# Bigfoot Coordinate Gathering

This notebook processes Bigfoot sighting data to extract or enrich geolocation information. It uses Google Maps API for geocoding and regex to extract coordinates directly from the dataset. The cleaned data will include latitude and longitude values for each sighting, enabling geographic visualization and analysis.



In [None]:
# Dependencies
import googlemaps
import pandas as pd

# Initalize the Google Maps API Client (Replace SECRET with the actual key)
gmaps = googlemaps.Client(key="SECRET")

## Loading the Dataset
Load the cleaned dataset from the data cleaning step.

In [None]:
# Load the dataset
bigfoot_df = pd.read_json('../data/filtered_years_clean.json')

# Preview the first few rows
bigfoot_df.head()

## Geocoding with Google Maps API
To enrich the dataset, this notebook attempts to geocode sightings using the following priority:
1. `nearest town` and `state`
2. `county` and `state`
3. Fallback: None if no geolocation can be found.

In [None]:
def geocode_with_fallback(row):
    try:
        # Try nearest town, state
        location = gmaps.geocode(f"{row['nearest town']}, {row['state']}")
        if location:
            return location[0]['geometry']['location']['lat'], location[0]['geometry']['location']['lng']

        # Fallback to county, state
        location = gmaps.geocode(f"{row['county']}, {row['state']}")
        if location:
            return location[0]['geometry']['location']['lat'], location[0]['geometry']['location']['lng']

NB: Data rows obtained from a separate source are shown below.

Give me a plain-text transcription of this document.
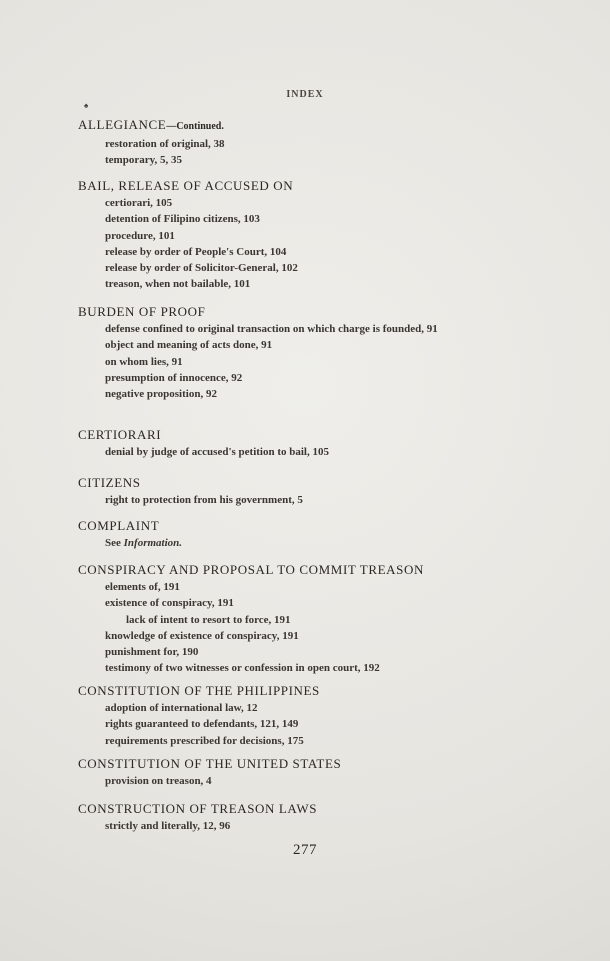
INDEX
♠
ALLEGIANCE—Continued.
restoration of original, 38
temporary, 5, 35
BAIL, RELEASE OF ACCUSED ON
certiorari, 105
detention of Filipino citizens, 103
procedure, 101
release by order of People's Court, 104
release by order of Solicitor-General, 102
treason, when not bailable, 101
BURDEN OF PROOF
defense confined to original transaction on which charge is founded, 91
object and meaning of acts done, 91
on whom lies, 91
presumption of innocence, 92
negative proposition, 92
CERTIORARI
denial by judge of accused's petition to bail, 105
CITIZENS
right to protection from his government, 5
COMPLAINT
See Information.
CONSPIRACY AND PROPOSAL TO COMMIT TREASON
elements of, 191
existence of conspiracy, 191
lack of intent to resort to force, 191
knowledge of existence of conspiracy, 191
punishment for, 190
testimony of two witnesses or confession in open court, 192
CONSTITUTION OF THE PHILIPPINES
adoption of international law, 12
rights guaranteed to defendants, 121, 149
requirements prescribed for decisions, 175
CONSTITUTION OF THE UNITED STATES
provision on treason, 4
CONSTRUCTION OF TREASON LAWS
strictly and literally, 12, 96
277
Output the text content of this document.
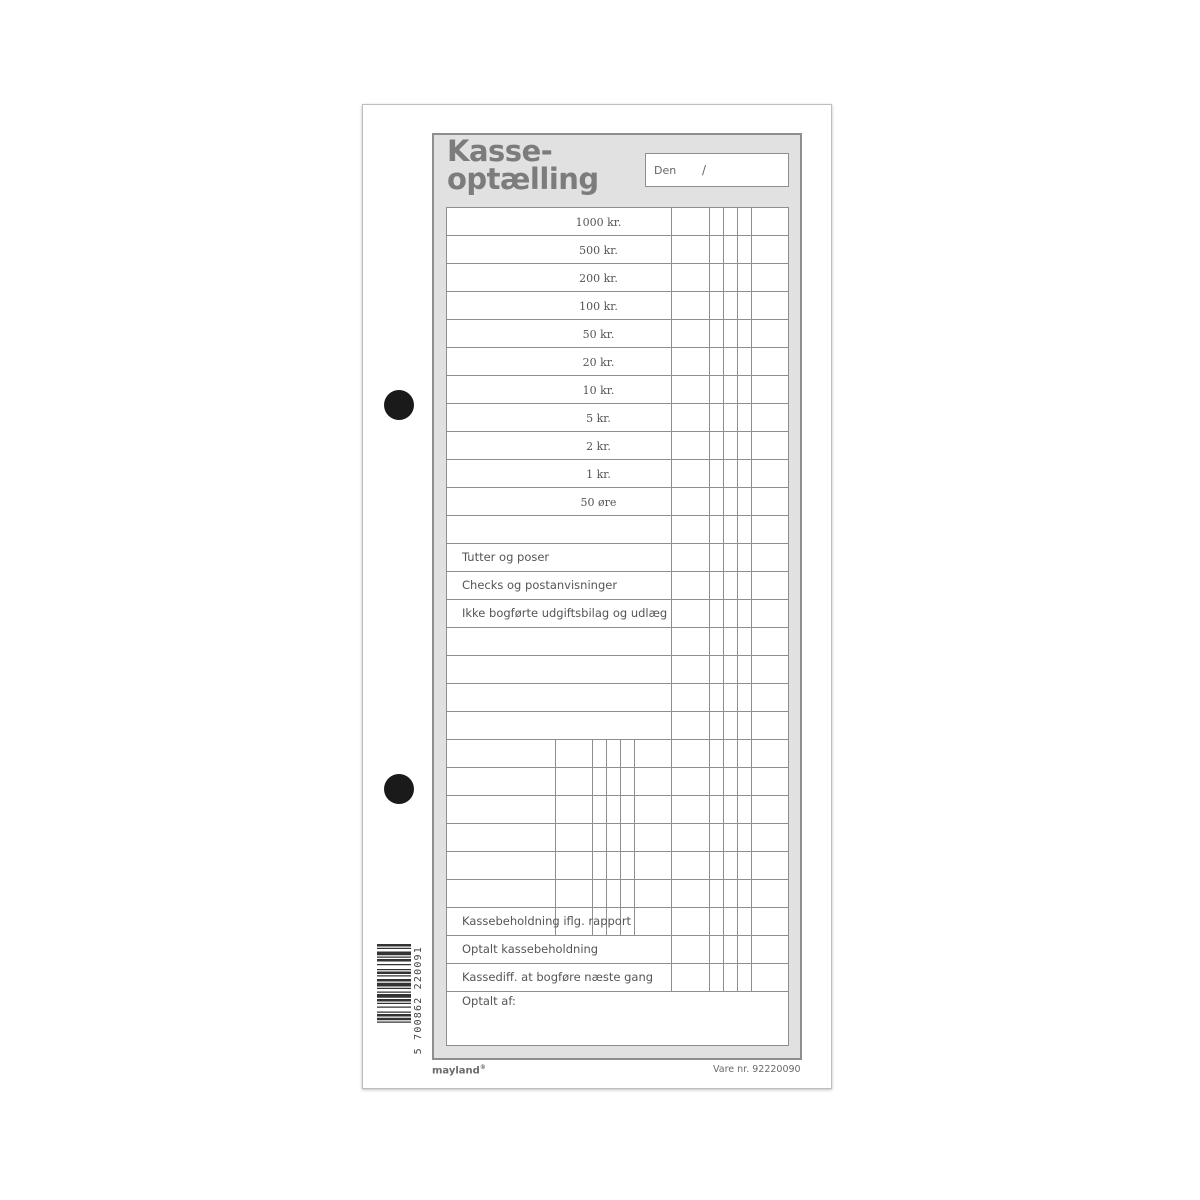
Kasse-
optælling	Den /
1000 kr.
500 kr.
200 kr.
100 kr.
50 kr.
20 kr.
10 kr.
5 kr.
2 kr.
1 kr.
50 øre
Tutter og poser
Checks og postanvisninger
Ikke bogførte udgiftsbilag og udlæg
Kassebeholdning iflg. rapport
Optalt kassebeholdning
Kassediff. at bogføre næste gang
Optalt af:
5 700862 220091
mayland®	Vare nr. 92220090
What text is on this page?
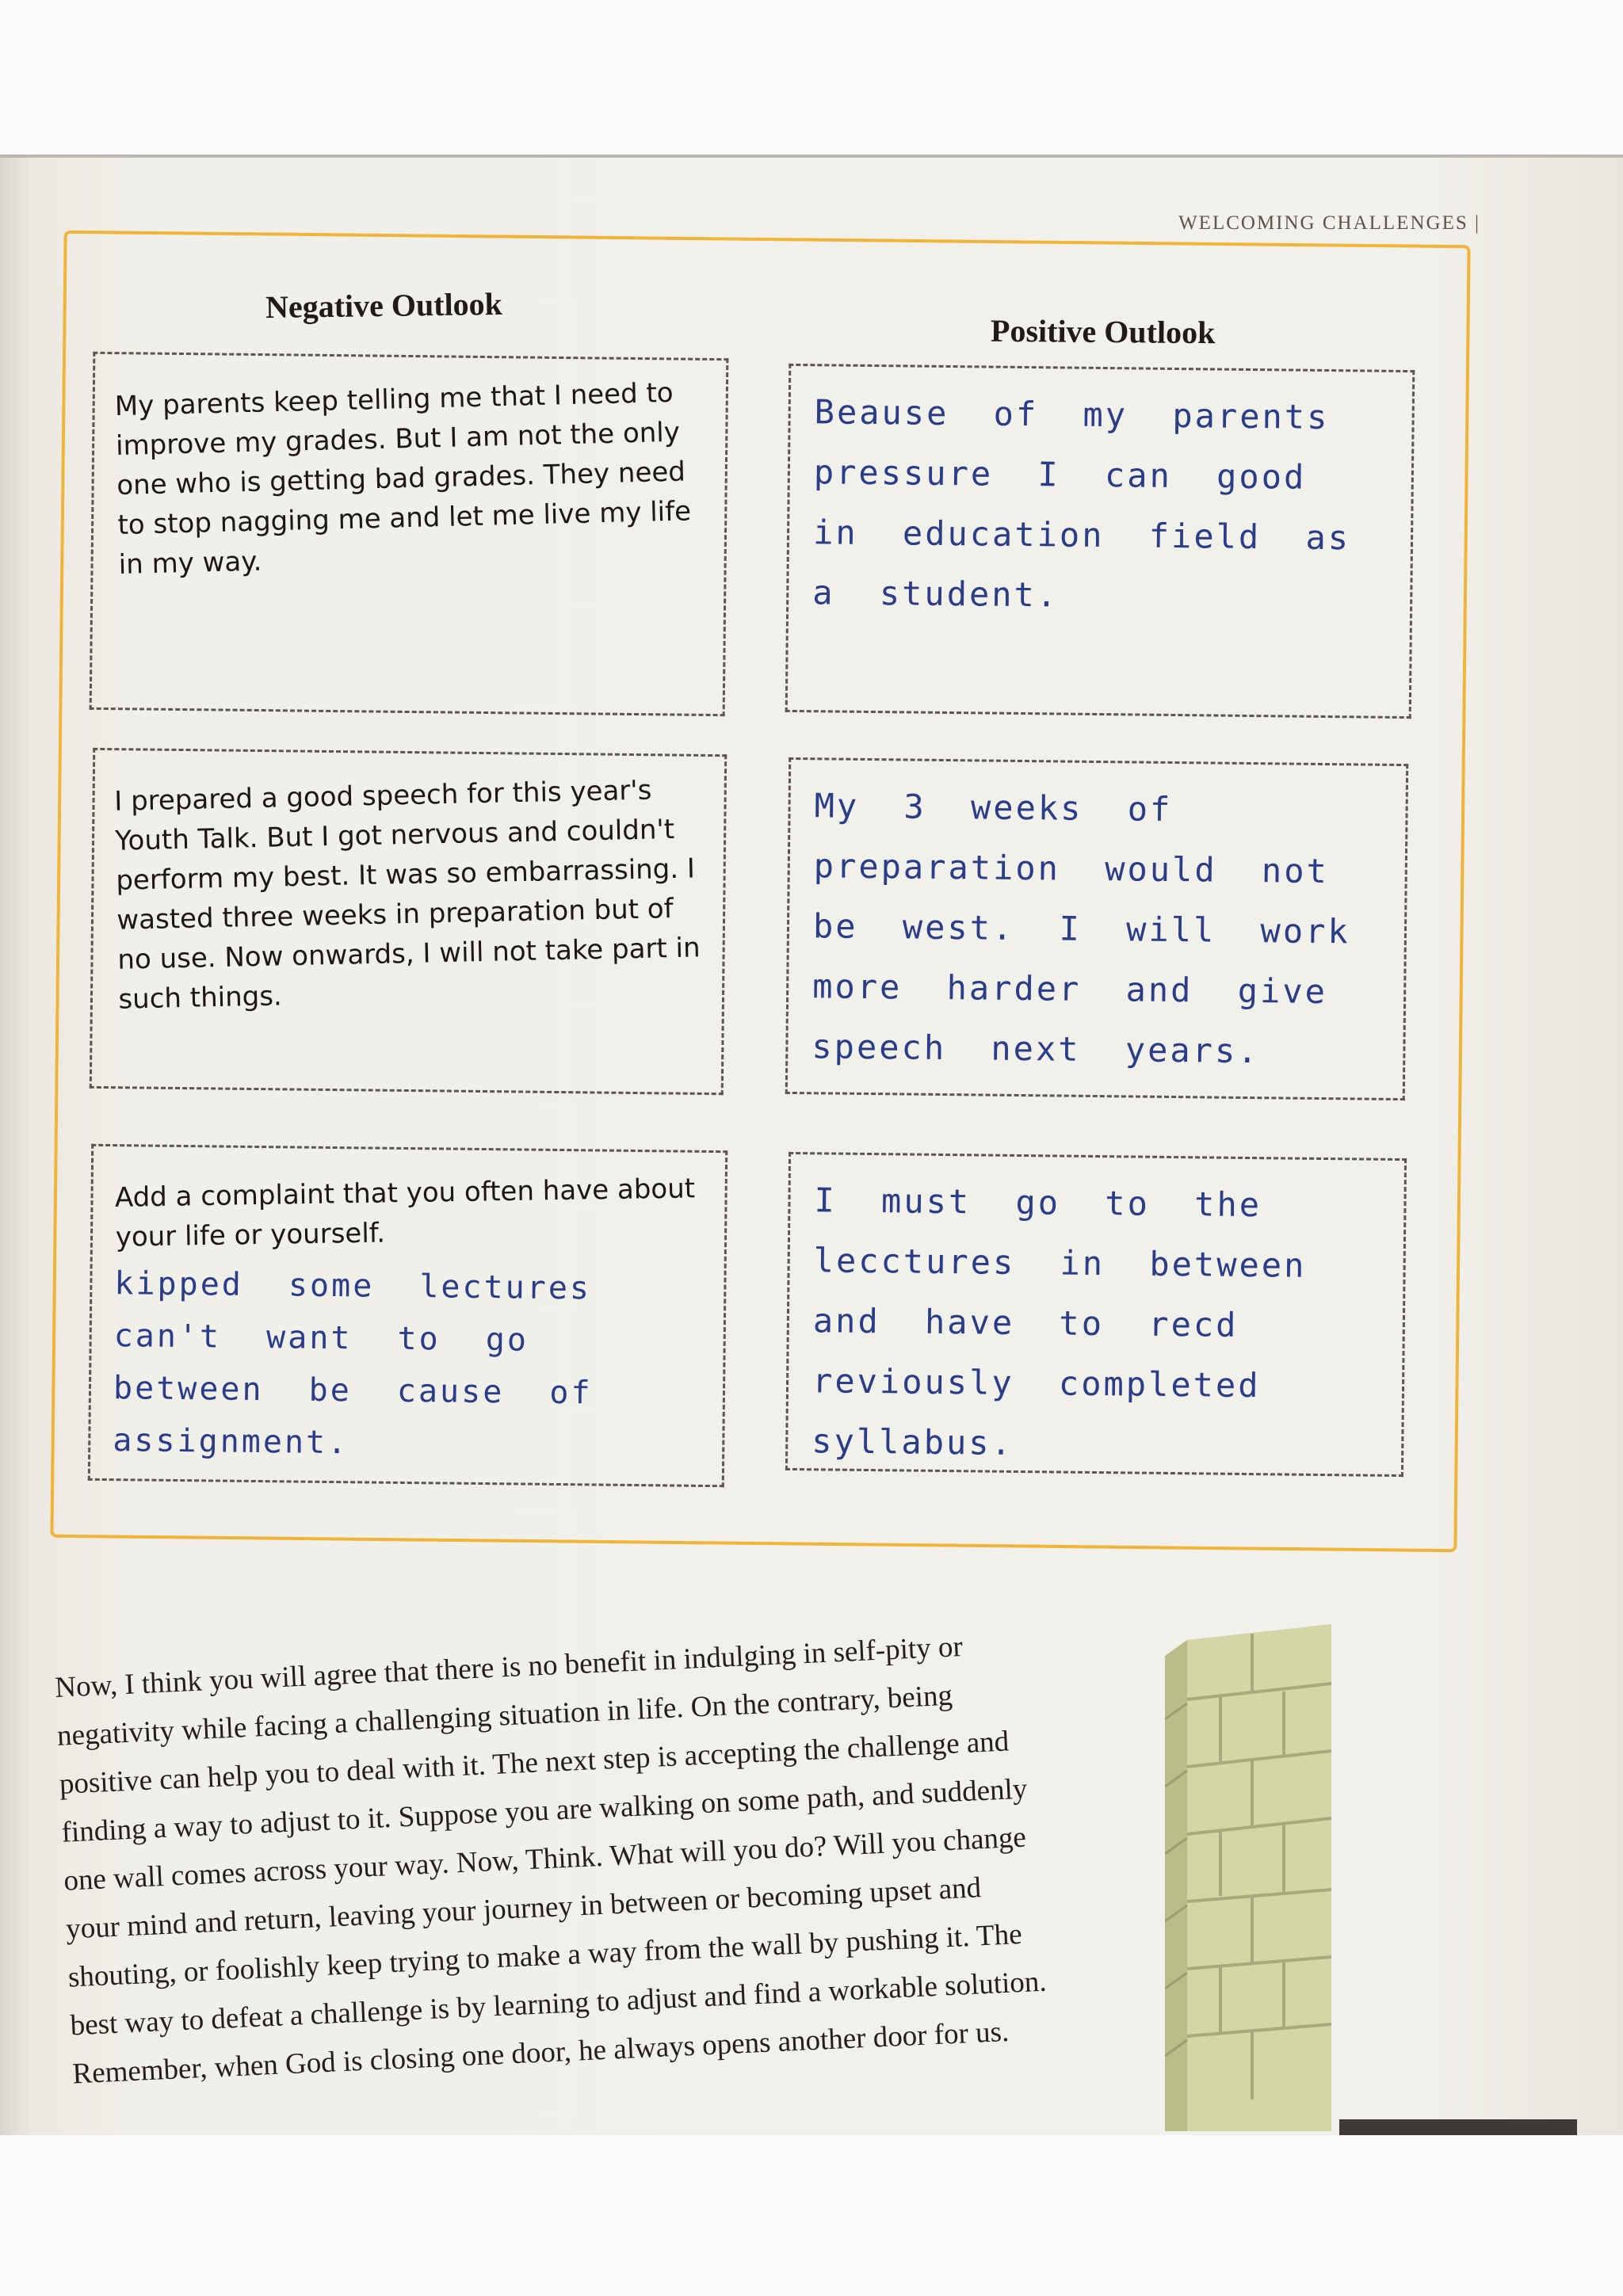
WELCOMING CHALLENGES |
Negative Outlook
Positive Outlook
My parents keep telling me that I need to improve my grades. But I am not the only one who is getting bad grades. They need to stop nagging me and let me live my life in my way.
Beause of my parents pressure I can good in education field as a student.
I prepared a good speech for this year's Youth Talk. But I got nervous and couldn't perform my best. It was so embarrassing. I wasted three weeks in preparation but of no use. Now onwards, I will not take part in such things.
My 3 weeks of preparation would not be west. I will work more harder and give speech next years.
Add a complaint that you often have about your life or yourself.
kipped some lectures can't want to go between be cause of assignment.
I must go to the lecctures in between and have to recd reviously completed syllabus.
Now, I think you will agree that there is no benefit in indulging in self-pity or negativity while facing a challenging situation in life. On the contrary, being positive can help you to deal with it. The next step is accepting the challenge and finding a way to adjust to it. Suppose you are walking on some path, and suddenly one wall comes across your way. Now, Think. What will you do? Will you change your mind and return, leaving your journey in between or becoming upset and shouting, or foolishly keep trying to make a way from the wall by pushing it. The best way to defeat a challenge is by learning to adjust and find a workable solution. Remember, when God is closing one door, he always opens another door for us.
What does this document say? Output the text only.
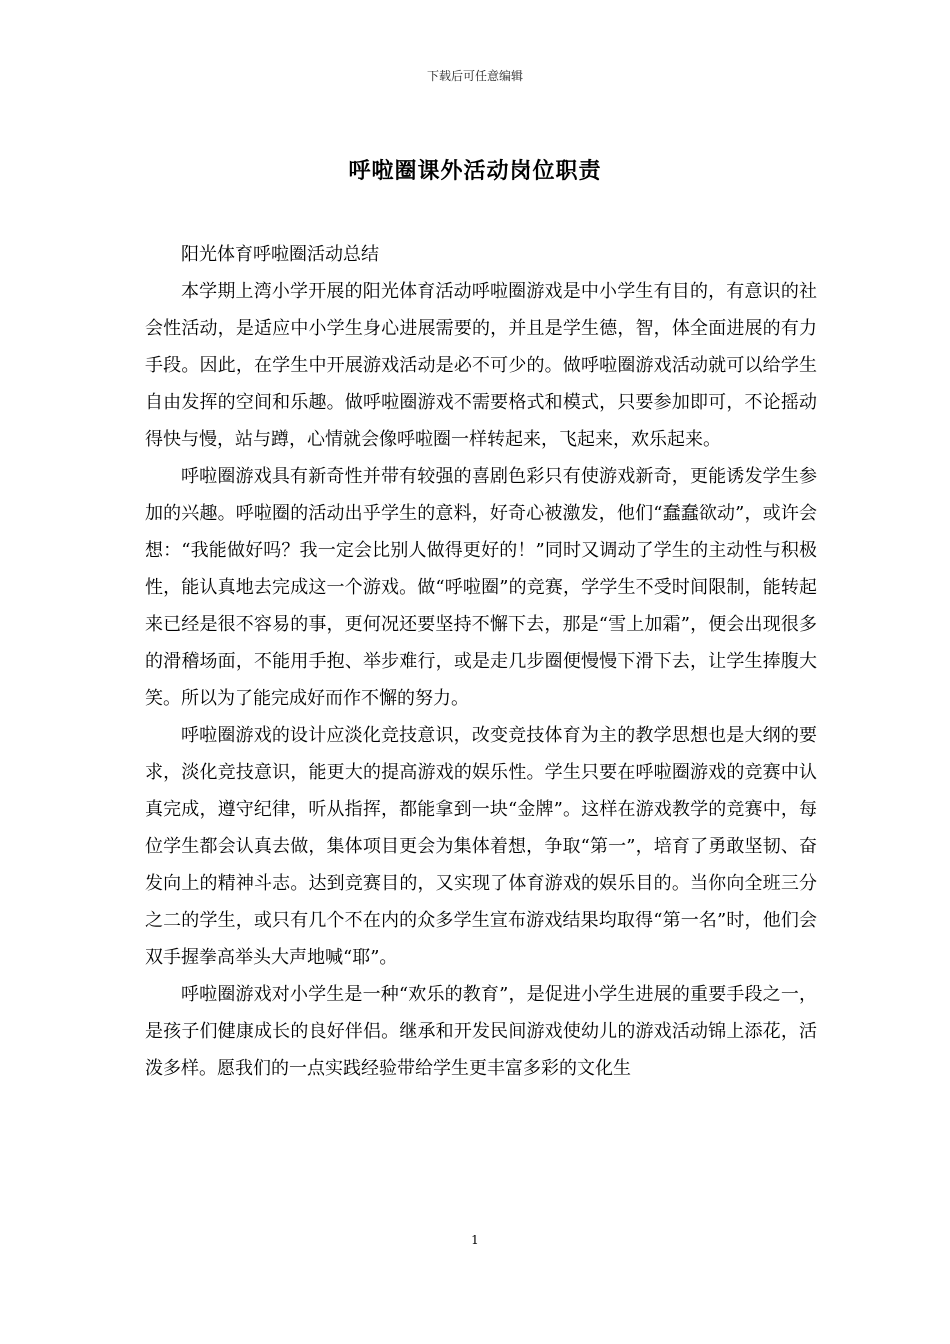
下载后可任意编辑
呼啦圈课外活动岗位职责

阳光体育呼啦圈活动总结

本学期上湾小学开展的阳光体育活动呼啦圈游戏是中小学生有目的，有意识的社会性活动，是适应中小学生身心进展需要的，并且是学生德，智，体全面进展的有力手段。因此，在学生中开展游戏活动是必不可少的。做呼啦圈游戏活动就可以给学生自由发挥的空间和乐趣。做呼啦圈游戏不需要格式和模式，只要参加即可，不论摇动得快与慢，站与蹲，心情就会像呼啦圈一样转起来，飞起来，欢乐起来。

呼啦圈游戏具有新奇性并带有较强的喜剧色彩只有使游戏新奇，更能诱发学生参加的兴趣。呼啦圈的活动出乎学生的意料，好奇心被激发，他们“蠢蠢欲动”，或许会想：“我能做好吗？我一定会比别人做得更好的！”同时又调动了学生的主动性与积极性，能认真地去完成这一个游戏。做“呼啦圈”的竞赛，学学生不受时间限制，能转起来已经是很不容易的事，更何况还要坚持不懈下去，那是“雪上加霜”，便会出现很多的滑稽场面，不能用手抱、举步难行，或是走几步圈便慢慢下滑下去，让学生捧腹大笑。所以为了能完成好而作不懈的努力。

呼啦圈游戏的设计应淡化竞技意识，改变竞技体育为主的教学思想也是大纲的要求，淡化竞技意识，能更大的提高游戏的娱乐性。学生只要在呼啦圈游戏的竞赛中认真完成，遵守纪律，听从指挥，都能拿到一块“金牌”。这样在游戏教学的竞赛中，每位学生都会认真去做，集体项目更会为集体着想，争取“第一”，培育了勇敢坚韧、奋发向上的精神斗志。达到竞赛目的，又实现了体育游戏的娱乐目的。当你向全班三分之二的学生，或只有几个不在内的众多学生宣布游戏结果均取得“第一名”时，他们会双手握拳高举头大声地喊“耶”。

呼啦圈游戏对小学生是一种“欢乐的教育”，是促进小学生进展的重要手段之一，是孩子们健康成长的良好伴侣。继承和开发民间游戏使幼儿的游戏活动锦上添花，活泼多样。愿我们的一点实践经验带给学生更丰富多彩的文化生

1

        # If neither works, return None
        return None, None
    except Exception as e:
        print(f"Error geocoding {row['nearest town']}, {row['state']} or {row['county']}, {row['state']}: {e}")
        return None, None

### Apply Geocoding to Dataset
Run the geocoding function row-wise and create `latitude` and `longitude` columns in the dataframe.

In [None]:
bigfoot_df[['latitude', 'Longitude']] = bigfoot_df.apply(
    lambda row: pd.Series(geocode_with_fallback(row)), axis=1
)

In [None]:
bigfoot_df = bigfoot_df.drop(columns='Unnamed: 0')
bigfoot_df.columns

## Extracting Coordinates from Observations
Regex is used to extract specific latitude and longitude values embedded within the `observed` column. This ensures accuracy when the coordinates are directly available in the report text.

In [None]:
# Now we search for specific coordinates from the observed data
coordinate_pattern = r"\b((?:[0-8]?\d(?:\.\d+)?|90(?:\.0+)?)),\s*(-?(?:1[0-7]\d(?:\.\d+)?|0?\d{1,2}(?:\.\d+)?|180(?:\.0+)?))\b"

# Extract new latitude and longitude
extracted_coords = bigfoot_df['observed'].str.extract(coordinate_pattern, expand=True)
extracted_coords.columns = ['new_lat', 'new_long']

# Convert extracted values
extracted_coords = extracted_coords.astype(float)

# update lat and long if there are specified coords
bigfoot_df['latitude'] = bigfoot_df.apply(
    lambda row: extracted_coords.loc[row.name, 'new_lat'] if not pd.isna(extracted_coords.loc[row.name, 'new_lat']) else row['latitude'],
    axis=1
)

bigfoot_df['longitude'] = bigfoot_df.apply(
    lambda row: extracted_coords.loc[row.name, 'new_long'] if not pd.isna(extracted_coords.loc[row.name, 'new_long']) else row['longitude'],
    axis=1
)



## Filtering Valid Coordinates
Remove entries with invalid longitude values that fall outside the range expected for the United States and Canada.


In [None]:
# drop longitudes that would be outside of the USA / Canada
filtered_coords = bigfoot_df[(bigfoot_df['longitude'] >= -152) & (bigfoot_df['longitude'] <= -67)]

In [20]:
bigfoot_df.to_json('../data/bigfoot_coords_df.json', orient='records')


## Saving Cleaned Data
Export the cleaned dataset with enriched coordinates for future use.


In [21]:
final_columns = ['report_number', 'report_class', 'state', 'county', 'latitude', 'longitude', 'season', 'month', 'observed']

clean_coords_list = filtered_coords[final_columns]
clean_coords_list.to_json('../data/bigfoot_coordinates_clean_cols.json', orient='records')

## Conclusion
This notebook enriched the Bigfoot dataset by adding geolocation data using Google Maps API and regex-based coordinate extraction. The cleaned dataset is now ready for geographic analysis and visualization.